Friday, August 13, 2010

What if Lewinsky waited 10 years?



After hitting the Matisjahollogan concert last night (I don't like his entourage so I slaughter his name on purpose), I went to dinner with some of my fave's (JG & Meli, Tiani, and Taylor). We were joined by a girl who I am sure was on acid. She managed to make anyone and everyone feel awkward with her crude comments and trashy persona. Now, I am not someone with a huge filter, so when I say crude it's enough to make Lady Gaga blush. I felt bad for her. She was trying so hard. I wanted to give her a hug and tell her, "It's ok. You don't have to put on this act, you're fine. Enjoy the food, and the great conversations you keep interrupting,". But instead, I avoided eye contact and hid behind Tiani (sorry girl).

It got me thinking of the trash trend. You know; Ashley Dupre', Michelle "I salute Hitler and hooked up w America's sweetheart hubbie" McGhee, Tiger's slew of sluts, and anyone who has appeared on a VH1 reality show. It now pays be trash. Not making enough on the pole? Go after a married celeb. Trying to get your modeling career started? Apply for VH1 Rock of Love IV. Being a celebrity mistress almost guarantees you six figures, along with the ultimate revenge. CLASSY.

That brings me to the title; What if Monica Lewinsky waited 10 years? What if the Clinton/Lewinsky scenario played out in 2010? She certainly wouldn't be hiding in the UK. Her ugly purse line would have taken off (yikes), and should would have been considered smart, not insane, for saving her filthy dress as evidence. It made me feel for Ms. Lewinsky, along with the Acid Tripper. It also made me pray and hope that the trash trend is almost over. It's been played out people. Let's get back to focusing on what people do for a living vs. who they do!

Wednesday, August 11, 2010

Excuses, Excuses, Excuses.....



As the queen of "excuses", I always appreciate hearing creative get out of jail free lines. A way to soften the blow, if you will. Although I have never actually been stood up on a date, I have had a couple of lame excuses used on me. To be honest, I actually like hearing them. I am shocked I don't get more thrown my way. I never take it personal and find it more comical since I am the 'Excuse Queen' and constantly using them to get out of dates, dinners, and anything that ends in shower. The excuse I heard this week in Denver with my drop dead gorgeous girl Mindy was something blog-worthy.

"Hey darlin, so I just got home from work and my dog has gotten into my fishing gear. It looks like she might have swallowed some fish hooks. I have to take her to the vet for some X-Rays. Probably won't be able to make it out to show you girls around but text me tomorrow".

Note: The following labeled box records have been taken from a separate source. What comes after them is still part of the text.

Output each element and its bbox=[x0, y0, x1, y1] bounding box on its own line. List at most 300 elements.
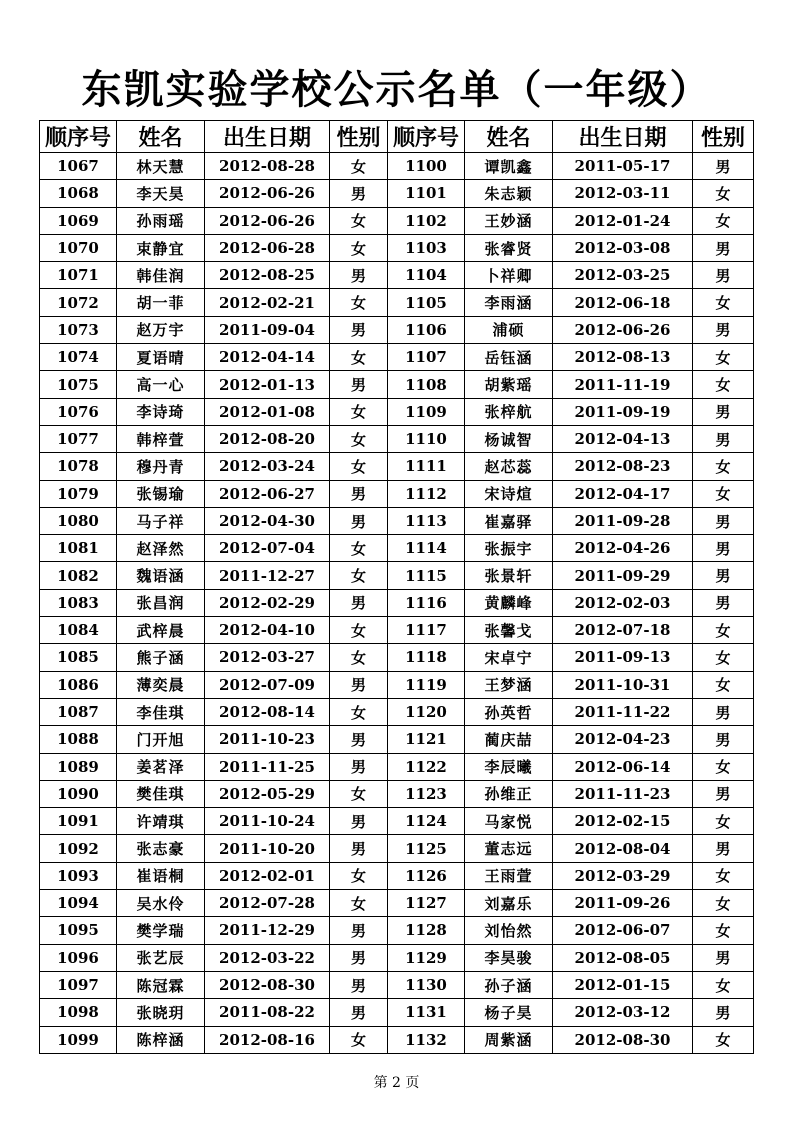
name-cell: 束静宜 bbox=[117, 234, 205, 261]
seq-cell: 1100 bbox=[388, 153, 465, 180]
name-cell: 李佳琪 bbox=[117, 698, 205, 725]
name-cell: 张昌润 bbox=[117, 589, 205, 616]
birthdate-cell: 2012-04-14 bbox=[205, 344, 330, 371]
gender-cell: 女 bbox=[693, 207, 754, 234]
name-cell: 胡一菲 bbox=[117, 289, 205, 316]
name-cell: 宋诗煊 bbox=[465, 480, 553, 507]
seq-cell: 1085 bbox=[40, 644, 117, 671]
birthdate-cell: 2012-05-29 bbox=[205, 780, 330, 807]
birthdate-cell: 2012-08-28 bbox=[205, 153, 330, 180]
name-cell: 朱志颖 bbox=[465, 180, 553, 207]
seq-cell: 1123 bbox=[388, 780, 465, 807]
gender-cell: 男 bbox=[693, 425, 754, 452]
table-row bbox=[40, 890, 754, 917]
seq-cell: 1082 bbox=[40, 562, 117, 589]
seq-cell: 1096 bbox=[40, 944, 117, 971]
name-cell: 武梓晨 bbox=[117, 617, 205, 644]
birthdate-cell: 2012-06-28 bbox=[205, 234, 330, 261]
name-cell: 谭凯鑫 bbox=[465, 153, 553, 180]
birthdate-cell: 2011-11-23 bbox=[553, 780, 693, 807]
gender-cell: 女 bbox=[330, 862, 388, 889]
birthdate-cell: 2012-04-23 bbox=[553, 726, 693, 753]
gender-cell: 女 bbox=[330, 398, 388, 425]
seq-cell: 1081 bbox=[40, 535, 117, 562]
header-name: 姓名 bbox=[465, 121, 553, 153]
seq-cell: 1075 bbox=[40, 371, 117, 398]
name-cell: 陈冠霖 bbox=[117, 971, 205, 998]
birthdate-cell: 2012-06-26 bbox=[205, 180, 330, 207]
name-cell: 孙雨瑶 bbox=[117, 207, 205, 234]
roster-body bbox=[40, 153, 754, 1054]
name-cell: 魏语涵 bbox=[117, 562, 205, 589]
birthdate-cell: 2012-01-15 bbox=[553, 971, 693, 998]
gender-cell: 男 bbox=[693, 944, 754, 971]
gender-cell: 女 bbox=[330, 289, 388, 316]
name-cell: 黄麟峰 bbox=[465, 589, 553, 616]
name-cell: 马家悦 bbox=[465, 808, 553, 835]
birthdate-cell: 2011-12-27 bbox=[205, 562, 330, 589]
gender-cell: 女 bbox=[330, 453, 388, 480]
birthdate-cell: 2012-06-18 bbox=[553, 289, 693, 316]
gender-cell: 女 bbox=[693, 644, 754, 671]
gender-cell: 女 bbox=[693, 808, 754, 835]
birthdate-cell: 2012-03-29 bbox=[553, 862, 693, 889]
table-row bbox=[40, 644, 754, 671]
table-row bbox=[40, 262, 754, 289]
seq-cell: 1070 bbox=[40, 234, 117, 261]
birthdate-cell: 2012-08-25 bbox=[205, 262, 330, 289]
birthdate-cell: 2012-08-30 bbox=[205, 971, 330, 998]
table-row bbox=[40, 180, 754, 207]
name-cell: 张志豪 bbox=[117, 835, 205, 862]
birthdate-cell: 2012-04-30 bbox=[205, 507, 330, 534]
seq-cell: 1111 bbox=[388, 453, 465, 480]
seq-cell: 1079 bbox=[40, 480, 117, 507]
birthdate-cell: 2012-04-26 bbox=[553, 535, 693, 562]
birthdate-cell: 2012-08-23 bbox=[553, 453, 693, 480]
birthdate-cell: 2012-08-04 bbox=[553, 835, 693, 862]
name-cell: 杨诚智 bbox=[465, 425, 553, 452]
name-cell: 王雨萱 bbox=[465, 862, 553, 889]
table-row bbox=[40, 753, 754, 780]
name-cell: 周紫涵 bbox=[465, 1026, 553, 1053]
birthdate-cell: 2012-02-03 bbox=[553, 589, 693, 616]
birthdate-cell: 2012-08-30 bbox=[553, 1026, 693, 1053]
seq-cell: 1098 bbox=[40, 999, 117, 1026]
table-row bbox=[40, 207, 754, 234]
birthdate-cell: 2011-10-31 bbox=[553, 671, 693, 698]
seq-cell: 1093 bbox=[40, 862, 117, 889]
seq-cell: 1073 bbox=[40, 316, 117, 343]
header-name: 姓名 bbox=[117, 121, 205, 153]
table-row bbox=[40, 944, 754, 971]
seq-cell: 1110 bbox=[388, 425, 465, 452]
birthdate-cell: 2012-03-27 bbox=[205, 644, 330, 671]
name-cell: 韩梓萱 bbox=[117, 425, 205, 452]
header-birthdate: 出生日期 bbox=[553, 121, 693, 153]
table-row bbox=[40, 971, 754, 998]
seq-cell: 1068 bbox=[40, 180, 117, 207]
name-cell: 许靖琪 bbox=[117, 808, 205, 835]
birthdate-cell: 2012-03-25 bbox=[553, 262, 693, 289]
table-row bbox=[40, 507, 754, 534]
table-row bbox=[40, 289, 754, 316]
table-row bbox=[40, 316, 754, 343]
birthdate-cell: 2012-02-01 bbox=[205, 862, 330, 889]
seq-cell: 1122 bbox=[388, 753, 465, 780]
gender-cell: 女 bbox=[330, 1026, 388, 1053]
birthdate-cell: 2012-03-08 bbox=[553, 234, 693, 261]
table-row bbox=[40, 808, 754, 835]
name-cell: 陈梓涵 bbox=[117, 1026, 205, 1053]
gender-cell: 女 bbox=[693, 753, 754, 780]
birthdate-cell: 2012-07-28 bbox=[205, 890, 330, 917]
table-row bbox=[40, 726, 754, 753]
gender-cell: 男 bbox=[330, 262, 388, 289]
seq-cell: 1078 bbox=[40, 453, 117, 480]
birthdate-cell: 2011-09-28 bbox=[553, 507, 693, 534]
seq-cell: 1080 bbox=[40, 507, 117, 534]
table-row bbox=[40, 862, 754, 889]
gender-cell: 女 bbox=[693, 671, 754, 698]
seq-cell: 1127 bbox=[388, 890, 465, 917]
name-cell: 胡紫瑶 bbox=[465, 371, 553, 398]
seq-cell: 1102 bbox=[388, 207, 465, 234]
seq-cell: 1117 bbox=[388, 617, 465, 644]
birthdate-cell: 2012-02-21 bbox=[205, 289, 330, 316]
table-row bbox=[40, 153, 754, 180]
name-cell: 赵万宇 bbox=[117, 316, 205, 343]
seq-cell: 1088 bbox=[40, 726, 117, 753]
seq-cell: 1116 bbox=[388, 589, 465, 616]
name-cell: 崔嘉驿 bbox=[465, 507, 553, 534]
gender-cell: 女 bbox=[693, 180, 754, 207]
birthdate-cell: 2011-08-22 bbox=[205, 999, 330, 1026]
seq-cell: 1120 bbox=[388, 698, 465, 725]
name-cell: 刘嘉乐 bbox=[465, 890, 553, 917]
birthdate-cell: 2011-10-23 bbox=[205, 726, 330, 753]
name-cell: 张梓航 bbox=[465, 398, 553, 425]
header-seq: 顺序号 bbox=[40, 121, 117, 153]
gender-cell: 男 bbox=[693, 398, 754, 425]
name-cell: 刘怡然 bbox=[465, 917, 553, 944]
birthdate-cell: 2011-09-26 bbox=[553, 890, 693, 917]
seq-cell: 1129 bbox=[388, 944, 465, 971]
gender-cell: 男 bbox=[330, 835, 388, 862]
seq-cell: 1130 bbox=[388, 971, 465, 998]
seq-cell: 1101 bbox=[388, 180, 465, 207]
gender-cell: 男 bbox=[693, 780, 754, 807]
seq-cell: 1071 bbox=[40, 262, 117, 289]
table-row bbox=[40, 835, 754, 862]
gender-cell: 男 bbox=[693, 507, 754, 534]
name-cell: 樊佳琪 bbox=[117, 780, 205, 807]
gender-cell: 女 bbox=[330, 344, 388, 371]
gender-cell: 女 bbox=[330, 562, 388, 589]
name-cell: 杨子昊 bbox=[465, 999, 553, 1026]
name-cell: 樊学瑞 bbox=[117, 917, 205, 944]
gender-cell: 男 bbox=[693, 589, 754, 616]
seq-cell: 1074 bbox=[40, 344, 117, 371]
name-cell: 韩佳润 bbox=[117, 262, 205, 289]
gender-cell: 男 bbox=[330, 316, 388, 343]
header-gender: 性别 bbox=[693, 121, 754, 153]
name-cell: 卜祥卿 bbox=[465, 262, 553, 289]
gender-cell: 男 bbox=[330, 180, 388, 207]
gender-cell: 男 bbox=[330, 589, 388, 616]
seq-cell: 1125 bbox=[388, 835, 465, 862]
name-cell: 孙子涵 bbox=[465, 971, 553, 998]
name-cell: 蔺庆喆 bbox=[465, 726, 553, 753]
seq-cell: 1072 bbox=[40, 289, 117, 316]
name-cell: 赵泽然 bbox=[117, 535, 205, 562]
name-cell: 张锡瑜 bbox=[117, 480, 205, 507]
gender-cell: 女 bbox=[330, 698, 388, 725]
birthdate-cell: 2012-01-24 bbox=[553, 207, 693, 234]
seq-cell: 1076 bbox=[40, 398, 117, 425]
table-row bbox=[40, 671, 754, 698]
name-cell: 董志远 bbox=[465, 835, 553, 862]
seq-cell: 1112 bbox=[388, 480, 465, 507]
table-row bbox=[40, 562, 754, 589]
gender-cell: 女 bbox=[330, 425, 388, 452]
seq-cell: 1109 bbox=[388, 398, 465, 425]
gender-cell: 男 bbox=[693, 698, 754, 725]
birthdate-cell: 2012-03-22 bbox=[205, 944, 330, 971]
name-cell: 林天慧 bbox=[117, 153, 205, 180]
seq-cell: 1090 bbox=[40, 780, 117, 807]
seq-cell: 1089 bbox=[40, 753, 117, 780]
gender-cell: 女 bbox=[693, 371, 754, 398]
gender-cell: 男 bbox=[330, 944, 388, 971]
seq-cell: 1113 bbox=[388, 507, 465, 534]
header-gender: 性别 bbox=[330, 121, 388, 153]
seq-cell: 1091 bbox=[40, 808, 117, 835]
birthdate-cell: 2012-03-24 bbox=[205, 453, 330, 480]
table-row bbox=[40, 1026, 754, 1053]
seq-cell: 1094 bbox=[40, 890, 117, 917]
name-cell: 张馨戈 bbox=[465, 617, 553, 644]
gender-cell: 女 bbox=[330, 207, 388, 234]
page-number: 第 2 页 bbox=[373, 1075, 420, 1091]
gender-cell: 男 bbox=[693, 999, 754, 1026]
name-cell: 张睿贤 bbox=[465, 234, 553, 261]
birthdate-cell: 2012-06-27 bbox=[205, 480, 330, 507]
birthdate-cell: 2011-11-22 bbox=[553, 698, 693, 725]
gender-cell: 男 bbox=[693, 262, 754, 289]
gender-cell: 男 bbox=[693, 562, 754, 589]
gender-cell: 男 bbox=[693, 153, 754, 180]
birthdate-cell: 2012-06-07 bbox=[553, 917, 693, 944]
document-title: 东凯实验学校公示名单（一年级） bbox=[81, 66, 712, 113]
birthdate-cell: 2012-04-13 bbox=[553, 425, 693, 452]
seq-cell: 1084 bbox=[40, 617, 117, 644]
name-cell: 李诗琦 bbox=[117, 398, 205, 425]
birthdate-cell: 2012-08-05 bbox=[553, 944, 693, 971]
birthdate-cell: 2011-10-24 bbox=[205, 808, 330, 835]
table-row bbox=[40, 698, 754, 725]
table-row bbox=[40, 480, 754, 507]
gender-cell: 男 bbox=[693, 835, 754, 862]
gender-cell: 女 bbox=[693, 917, 754, 944]
name-cell: 岳钰涵 bbox=[465, 344, 553, 371]
birthdate-cell: 2011-11-19 bbox=[553, 371, 693, 398]
header-birthdate: 出生日期 bbox=[205, 121, 330, 153]
seq-cell: 1106 bbox=[388, 316, 465, 343]
gender-cell: 女 bbox=[330, 890, 388, 917]
birthdate-cell: 2012-01-08 bbox=[205, 398, 330, 425]
birthdate-cell: 2011-09-04 bbox=[205, 316, 330, 343]
gender-cell: 女 bbox=[693, 453, 754, 480]
birthdate-cell: 2012-07-18 bbox=[553, 617, 693, 644]
birthdate-cell: 2012-07-04 bbox=[205, 535, 330, 562]
gender-cell: 男 bbox=[330, 371, 388, 398]
gender-cell: 女 bbox=[330, 780, 388, 807]
seq-cell: 1121 bbox=[388, 726, 465, 753]
seq-cell: 1077 bbox=[40, 425, 117, 452]
birthdate-cell: 2012-08-14 bbox=[205, 698, 330, 725]
seq-cell: 1132 bbox=[388, 1026, 465, 1053]
name-cell: 张振宇 bbox=[465, 535, 553, 562]
table-row bbox=[40, 589, 754, 616]
birthdate-cell: 2011-11-25 bbox=[205, 753, 330, 780]
gender-cell: 男 bbox=[693, 726, 754, 753]
birthdate-cell: 2011-12-29 bbox=[205, 917, 330, 944]
birthdate-cell: 2012-01-13 bbox=[205, 371, 330, 398]
birthdate-cell: 2012-06-14 bbox=[553, 753, 693, 780]
birthdate-cell: 2011-10-20 bbox=[205, 835, 330, 862]
gender-cell: 女 bbox=[693, 862, 754, 889]
gender-cell: 女 bbox=[693, 289, 754, 316]
seq-cell: 1103 bbox=[388, 234, 465, 261]
name-cell: 熊子涵 bbox=[117, 644, 205, 671]
table-row bbox=[40, 453, 754, 480]
birthdate-cell: 2011-05-17 bbox=[553, 153, 693, 180]
seq-cell: 1128 bbox=[388, 917, 465, 944]
name-cell: 崔语桐 bbox=[117, 862, 205, 889]
table-row bbox=[40, 344, 754, 371]
birthdate-cell: 2012-03-11 bbox=[553, 180, 693, 207]
seq-cell: 1087 bbox=[40, 698, 117, 725]
gender-cell: 男 bbox=[330, 507, 388, 534]
seq-cell: 1114 bbox=[388, 535, 465, 562]
table-row bbox=[40, 999, 754, 1026]
birthdate-cell: 2012-06-26 bbox=[205, 207, 330, 234]
table-row bbox=[40, 535, 754, 562]
seq-cell: 1105 bbox=[388, 289, 465, 316]
gender-cell: 女 bbox=[693, 890, 754, 917]
gender-cell: 女 bbox=[693, 1026, 754, 1053]
seq-cell: 1099 bbox=[40, 1026, 117, 1053]
seq-cell: 1069 bbox=[40, 207, 117, 234]
birthdate-cell: 2012-06-26 bbox=[553, 316, 693, 343]
name-cell: 高一心 bbox=[117, 371, 205, 398]
name-cell: 孙维正 bbox=[465, 780, 553, 807]
birthdate-cell: 2012-07-09 bbox=[205, 671, 330, 698]
gender-cell: 女 bbox=[330, 153, 388, 180]
birthdate-cell: 2012-08-20 bbox=[205, 425, 330, 452]
birthdate-cell: 2012-03-12 bbox=[553, 999, 693, 1026]
roster-table bbox=[39, 120, 754, 1054]
gender-cell: 女 bbox=[330, 617, 388, 644]
birthdate-cell: 2012-02-15 bbox=[553, 808, 693, 835]
name-cell: 赵芯蕊 bbox=[465, 453, 553, 480]
name-cell: 张艺辰 bbox=[117, 944, 205, 971]
table-row bbox=[40, 398, 754, 425]
gender-cell: 男 bbox=[693, 535, 754, 562]
table-row bbox=[40, 425, 754, 452]
name-cell: 门开旭 bbox=[117, 726, 205, 753]
header-seq: 顺序号 bbox=[388, 121, 465, 153]
table-row bbox=[40, 371, 754, 398]
name-cell: 李雨涵 bbox=[465, 289, 553, 316]
gender-cell: 男 bbox=[330, 480, 388, 507]
name-cell: 马子祥 bbox=[117, 507, 205, 534]
name-cell: 宋卓宁 bbox=[465, 644, 553, 671]
gender-cell: 男 bbox=[330, 971, 388, 998]
name-cell: 薄奕晨 bbox=[117, 671, 205, 698]
birthdate-cell: 2012-04-10 bbox=[205, 617, 330, 644]
birthdate-cell: 2011-09-13 bbox=[553, 644, 693, 671]
table-row bbox=[40, 617, 754, 644]
birthdate-cell: 2011-09-19 bbox=[553, 398, 693, 425]
name-cell: 浦硕 bbox=[465, 316, 553, 343]
gender-cell: 男 bbox=[693, 316, 754, 343]
name-cell: 姜茗泽 bbox=[117, 753, 205, 780]
seq-cell: 1097 bbox=[40, 971, 117, 998]
gender-cell: 女 bbox=[330, 644, 388, 671]
header-row bbox=[40, 121, 754, 153]
birthdate-cell: 2012-08-16 bbox=[205, 1026, 330, 1053]
gender-cell: 女 bbox=[693, 617, 754, 644]
seq-cell: 1115 bbox=[388, 562, 465, 589]
birthdate-cell: 2012-04-17 bbox=[553, 480, 693, 507]
seq-cell: 1095 bbox=[40, 917, 117, 944]
name-cell: 李天昊 bbox=[117, 180, 205, 207]
name-cell: 张景轩 bbox=[465, 562, 553, 589]
gender-cell: 男 bbox=[330, 808, 388, 835]
seq-cell: 1119 bbox=[388, 671, 465, 698]
birthdate-cell: 2011-09-29 bbox=[553, 562, 693, 589]
gender-cell: 女 bbox=[693, 971, 754, 998]
seq-cell: 1107 bbox=[388, 344, 465, 371]
table-row bbox=[40, 234, 754, 261]
gender-cell: 男 bbox=[693, 234, 754, 261]
name-cell: 李辰曦 bbox=[465, 753, 553, 780]
gender-cell: 男 bbox=[330, 999, 388, 1026]
gender-cell: 女 bbox=[693, 480, 754, 507]
seq-cell: 1118 bbox=[388, 644, 465, 671]
gender-cell: 男 bbox=[330, 917, 388, 944]
birthdate-cell: 2012-02-29 bbox=[205, 589, 330, 616]
gender-cell: 女 bbox=[330, 234, 388, 261]
name-cell: 孙英哲 bbox=[465, 698, 553, 725]
table-row bbox=[40, 780, 754, 807]
seq-cell: 1086 bbox=[40, 671, 117, 698]
seq-cell: 1126 bbox=[388, 862, 465, 889]
name-cell: 王妙涵 bbox=[465, 207, 553, 234]
name-cell: 穆丹青 bbox=[117, 453, 205, 480]
seq-cell: 1131 bbox=[388, 999, 465, 1026]
name-cell: 王梦涵 bbox=[465, 671, 553, 698]
seq-cell: 1067 bbox=[40, 153, 117, 180]
name-cell: 张晓玥 bbox=[117, 999, 205, 1026]
gender-cell: 女 bbox=[330, 535, 388, 562]
gender-cell: 男 bbox=[330, 753, 388, 780]
name-cell: 吴水伶 bbox=[117, 890, 205, 917]
birthdate-cell: 2012-08-13 bbox=[553, 344, 693, 371]
name-cell: 夏语晴 bbox=[117, 344, 205, 371]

Men tend to suck at excuses and should stick to straight up lying (there is a difference). For one, anytime a guy sends a text message that is longer than one sentence you should always be suspect. They are either lying or gay. Second, my general rule of thumb for excuses is never using sickness of a family member, friend, or pet as an out. It's just bad karma. This excuse dragged his innocent dog and a hobby into it. Now they are both jinxed (good one dude, good one). And finally, pick and choose when you really need to use an 'excuse'. My girl and I had just asked for a good place to go to brunch as we were from out of town, nothing more. Don't waste good excuses on people unless you are planning on seeing them again. Period, end of story.